Winter shipping is already notoriously difficult and often dangerous. But while winter often meant some of the Northern most shipping routes were once closed off due to ice, increasingly mild winters as brought about by climate change are leading to predictions of shorter ice seasons, and quicker shipping times between Europe and Asia.
Changes in these weather conditions aren’t necessarily good news, however. While port authorities might see some benefit and can lower operating costs, ships themselves could see dangerous weather in the Baltic Sea as winds becomes an increasing problem. These winds could cause pack ice to form and make ships vulnerable. Either way, shipping companies find themselves paying the cost financially for any damage or delays.
The other problem with climate change is that quite often the weather in winter can be unexpected. The polar vortex in 2014 had widespread effects around North America meaning that not only shippers themselves but the manufacturers of the goods they were shipping found themselves facing large costs and delays. Bad weather is brutal for shippers, yet it seems surprising how many professionals can find themselves caught off guard.
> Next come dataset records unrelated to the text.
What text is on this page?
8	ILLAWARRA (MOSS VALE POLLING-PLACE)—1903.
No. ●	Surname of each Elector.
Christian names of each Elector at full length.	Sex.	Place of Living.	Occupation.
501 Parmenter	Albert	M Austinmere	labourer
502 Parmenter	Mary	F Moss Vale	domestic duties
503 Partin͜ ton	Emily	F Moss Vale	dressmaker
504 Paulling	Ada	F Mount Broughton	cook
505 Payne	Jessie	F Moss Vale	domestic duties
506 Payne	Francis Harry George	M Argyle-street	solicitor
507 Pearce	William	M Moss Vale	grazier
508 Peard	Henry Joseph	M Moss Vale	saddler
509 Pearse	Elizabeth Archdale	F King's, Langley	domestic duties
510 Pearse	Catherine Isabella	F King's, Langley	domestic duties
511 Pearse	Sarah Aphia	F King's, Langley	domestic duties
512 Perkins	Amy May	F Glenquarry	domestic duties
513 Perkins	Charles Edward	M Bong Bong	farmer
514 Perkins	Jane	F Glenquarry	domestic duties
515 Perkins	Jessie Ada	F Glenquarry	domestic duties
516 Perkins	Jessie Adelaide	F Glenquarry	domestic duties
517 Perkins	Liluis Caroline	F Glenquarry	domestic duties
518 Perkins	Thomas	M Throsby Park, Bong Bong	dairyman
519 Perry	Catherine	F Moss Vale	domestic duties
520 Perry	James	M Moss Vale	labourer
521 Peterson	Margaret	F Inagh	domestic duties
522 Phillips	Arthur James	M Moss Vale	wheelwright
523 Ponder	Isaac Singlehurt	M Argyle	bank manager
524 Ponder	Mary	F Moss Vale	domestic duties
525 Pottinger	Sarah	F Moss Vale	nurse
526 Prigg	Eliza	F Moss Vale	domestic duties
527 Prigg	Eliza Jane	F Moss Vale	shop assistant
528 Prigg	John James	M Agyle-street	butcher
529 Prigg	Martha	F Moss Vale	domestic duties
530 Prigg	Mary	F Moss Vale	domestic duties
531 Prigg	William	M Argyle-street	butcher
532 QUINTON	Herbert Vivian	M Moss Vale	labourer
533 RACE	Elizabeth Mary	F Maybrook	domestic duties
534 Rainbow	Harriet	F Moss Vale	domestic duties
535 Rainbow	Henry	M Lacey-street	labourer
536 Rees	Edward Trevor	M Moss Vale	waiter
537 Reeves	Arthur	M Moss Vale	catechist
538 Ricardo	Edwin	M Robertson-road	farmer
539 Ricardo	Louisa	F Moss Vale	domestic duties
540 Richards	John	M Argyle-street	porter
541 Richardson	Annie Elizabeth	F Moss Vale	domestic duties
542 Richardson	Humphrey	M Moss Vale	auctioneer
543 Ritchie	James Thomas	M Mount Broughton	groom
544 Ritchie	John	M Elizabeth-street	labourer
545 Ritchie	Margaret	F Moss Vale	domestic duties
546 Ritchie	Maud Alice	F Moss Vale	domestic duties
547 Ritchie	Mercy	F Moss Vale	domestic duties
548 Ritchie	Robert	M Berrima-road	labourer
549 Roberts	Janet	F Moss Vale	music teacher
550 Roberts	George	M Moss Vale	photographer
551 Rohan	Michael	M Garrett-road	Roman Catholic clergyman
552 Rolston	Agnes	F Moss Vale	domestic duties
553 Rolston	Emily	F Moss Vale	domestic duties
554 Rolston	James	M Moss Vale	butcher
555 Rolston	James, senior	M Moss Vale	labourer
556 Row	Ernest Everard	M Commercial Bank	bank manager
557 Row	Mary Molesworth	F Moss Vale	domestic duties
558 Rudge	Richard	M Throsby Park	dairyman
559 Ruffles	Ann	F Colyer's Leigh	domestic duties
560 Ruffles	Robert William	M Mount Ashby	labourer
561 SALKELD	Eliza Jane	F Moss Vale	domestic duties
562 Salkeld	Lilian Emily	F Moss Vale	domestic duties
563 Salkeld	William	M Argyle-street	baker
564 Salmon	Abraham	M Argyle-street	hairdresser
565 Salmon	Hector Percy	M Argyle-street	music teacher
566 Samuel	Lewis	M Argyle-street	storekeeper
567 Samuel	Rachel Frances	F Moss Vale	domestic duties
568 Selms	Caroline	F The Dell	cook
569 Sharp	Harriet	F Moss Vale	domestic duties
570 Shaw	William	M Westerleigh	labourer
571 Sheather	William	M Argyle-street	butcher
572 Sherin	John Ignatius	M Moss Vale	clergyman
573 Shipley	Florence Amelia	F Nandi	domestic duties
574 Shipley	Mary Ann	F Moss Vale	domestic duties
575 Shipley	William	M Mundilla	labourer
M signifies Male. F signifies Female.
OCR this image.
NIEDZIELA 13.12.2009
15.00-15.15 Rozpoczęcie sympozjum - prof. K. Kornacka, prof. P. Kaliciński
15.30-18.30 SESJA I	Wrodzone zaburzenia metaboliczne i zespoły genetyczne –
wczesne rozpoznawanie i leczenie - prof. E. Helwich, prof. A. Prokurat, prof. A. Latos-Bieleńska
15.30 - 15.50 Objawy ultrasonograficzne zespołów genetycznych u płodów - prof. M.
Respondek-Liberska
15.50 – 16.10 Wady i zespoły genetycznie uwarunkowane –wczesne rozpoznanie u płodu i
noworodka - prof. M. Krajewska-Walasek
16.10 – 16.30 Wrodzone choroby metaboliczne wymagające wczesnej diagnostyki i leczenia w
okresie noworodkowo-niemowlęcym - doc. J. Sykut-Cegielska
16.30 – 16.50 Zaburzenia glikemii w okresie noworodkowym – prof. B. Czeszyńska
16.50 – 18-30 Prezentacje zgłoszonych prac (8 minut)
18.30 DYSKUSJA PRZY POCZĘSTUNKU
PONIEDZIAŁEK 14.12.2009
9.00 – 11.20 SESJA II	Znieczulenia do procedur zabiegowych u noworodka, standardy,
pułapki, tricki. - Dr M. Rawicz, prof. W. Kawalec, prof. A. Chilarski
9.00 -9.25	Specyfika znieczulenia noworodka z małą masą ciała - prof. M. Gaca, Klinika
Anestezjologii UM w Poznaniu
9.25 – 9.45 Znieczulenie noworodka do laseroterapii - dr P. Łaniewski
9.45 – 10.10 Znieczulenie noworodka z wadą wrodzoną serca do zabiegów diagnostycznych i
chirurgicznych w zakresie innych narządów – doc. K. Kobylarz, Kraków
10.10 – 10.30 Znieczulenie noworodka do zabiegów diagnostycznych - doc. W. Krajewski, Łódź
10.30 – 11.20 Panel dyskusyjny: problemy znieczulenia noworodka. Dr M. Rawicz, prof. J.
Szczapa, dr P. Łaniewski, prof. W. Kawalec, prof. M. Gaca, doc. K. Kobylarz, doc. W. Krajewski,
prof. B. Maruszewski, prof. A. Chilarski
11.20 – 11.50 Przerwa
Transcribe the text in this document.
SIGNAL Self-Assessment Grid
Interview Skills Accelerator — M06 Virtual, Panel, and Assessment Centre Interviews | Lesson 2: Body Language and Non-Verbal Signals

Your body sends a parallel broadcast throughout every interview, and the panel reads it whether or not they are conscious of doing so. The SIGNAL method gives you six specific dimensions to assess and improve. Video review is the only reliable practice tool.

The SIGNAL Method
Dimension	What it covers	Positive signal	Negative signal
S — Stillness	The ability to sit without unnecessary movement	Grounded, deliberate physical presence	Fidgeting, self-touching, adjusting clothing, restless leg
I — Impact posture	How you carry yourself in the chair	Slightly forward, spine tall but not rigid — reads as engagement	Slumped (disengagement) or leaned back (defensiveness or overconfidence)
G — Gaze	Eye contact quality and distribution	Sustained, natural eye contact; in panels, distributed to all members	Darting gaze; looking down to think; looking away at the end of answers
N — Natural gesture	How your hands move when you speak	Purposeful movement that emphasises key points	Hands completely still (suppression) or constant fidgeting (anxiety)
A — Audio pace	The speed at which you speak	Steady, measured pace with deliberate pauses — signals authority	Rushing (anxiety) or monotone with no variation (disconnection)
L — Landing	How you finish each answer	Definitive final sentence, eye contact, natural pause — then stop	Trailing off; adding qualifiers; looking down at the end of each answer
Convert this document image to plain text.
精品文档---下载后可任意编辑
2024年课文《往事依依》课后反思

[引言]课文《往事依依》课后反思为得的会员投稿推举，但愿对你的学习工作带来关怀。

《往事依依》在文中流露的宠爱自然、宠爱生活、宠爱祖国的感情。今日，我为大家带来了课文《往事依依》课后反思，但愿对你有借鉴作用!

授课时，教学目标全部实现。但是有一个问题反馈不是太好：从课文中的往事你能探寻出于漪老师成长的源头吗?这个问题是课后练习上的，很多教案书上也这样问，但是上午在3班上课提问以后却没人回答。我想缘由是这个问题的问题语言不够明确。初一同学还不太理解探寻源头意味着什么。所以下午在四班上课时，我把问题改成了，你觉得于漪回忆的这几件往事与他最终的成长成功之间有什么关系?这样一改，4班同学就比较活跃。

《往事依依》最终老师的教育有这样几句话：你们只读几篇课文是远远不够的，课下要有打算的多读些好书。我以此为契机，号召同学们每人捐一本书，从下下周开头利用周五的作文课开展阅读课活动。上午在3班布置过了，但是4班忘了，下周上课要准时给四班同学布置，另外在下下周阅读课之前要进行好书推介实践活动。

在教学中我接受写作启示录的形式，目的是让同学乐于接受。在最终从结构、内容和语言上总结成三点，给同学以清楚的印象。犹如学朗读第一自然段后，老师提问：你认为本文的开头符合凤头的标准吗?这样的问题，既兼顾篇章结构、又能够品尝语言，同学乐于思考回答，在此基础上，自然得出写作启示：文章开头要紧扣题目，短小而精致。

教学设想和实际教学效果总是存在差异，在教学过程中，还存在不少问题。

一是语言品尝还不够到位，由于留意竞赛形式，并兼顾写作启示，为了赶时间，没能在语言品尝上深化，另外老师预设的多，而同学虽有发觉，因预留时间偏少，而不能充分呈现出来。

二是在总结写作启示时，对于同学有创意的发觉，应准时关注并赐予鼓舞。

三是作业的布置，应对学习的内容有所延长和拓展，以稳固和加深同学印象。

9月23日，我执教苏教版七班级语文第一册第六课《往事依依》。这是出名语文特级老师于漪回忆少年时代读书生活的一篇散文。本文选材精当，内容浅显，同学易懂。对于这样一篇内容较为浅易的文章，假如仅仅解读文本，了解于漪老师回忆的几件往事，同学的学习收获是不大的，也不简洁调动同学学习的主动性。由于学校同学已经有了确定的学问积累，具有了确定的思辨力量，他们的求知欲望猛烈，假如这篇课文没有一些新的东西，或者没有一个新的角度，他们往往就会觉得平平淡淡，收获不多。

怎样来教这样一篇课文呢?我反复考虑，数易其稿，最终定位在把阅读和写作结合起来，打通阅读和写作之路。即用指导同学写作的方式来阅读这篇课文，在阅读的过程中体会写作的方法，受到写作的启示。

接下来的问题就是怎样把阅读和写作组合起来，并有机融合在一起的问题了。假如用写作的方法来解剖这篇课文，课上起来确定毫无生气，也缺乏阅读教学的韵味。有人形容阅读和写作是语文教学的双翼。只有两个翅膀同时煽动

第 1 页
While the weather is something that can’t be controlled, bad weather is bound to strike at some point. If plans are in place to deal with it then at least there can be some salvation. The most important thing is communication, so that your company and clients are educated in how weather can lead to service failures and how often it can be best to move inventory to strategic locations before the winter draws in.
For ships that do venture out during the harsher winter weather, shipping companies need to ensure that visibility, durability and reliability of safety devices are all perfectly sound. Contingency plans can save on unexpected costs, even if it’s something as simple as including an extra time allowance on a shipment. The most important thing of all for winter shipping is to maintain efficient and accurate use of long-term weather forecasts. Without vital weather predictions and accurate information, winter shipping is doomed to disaster.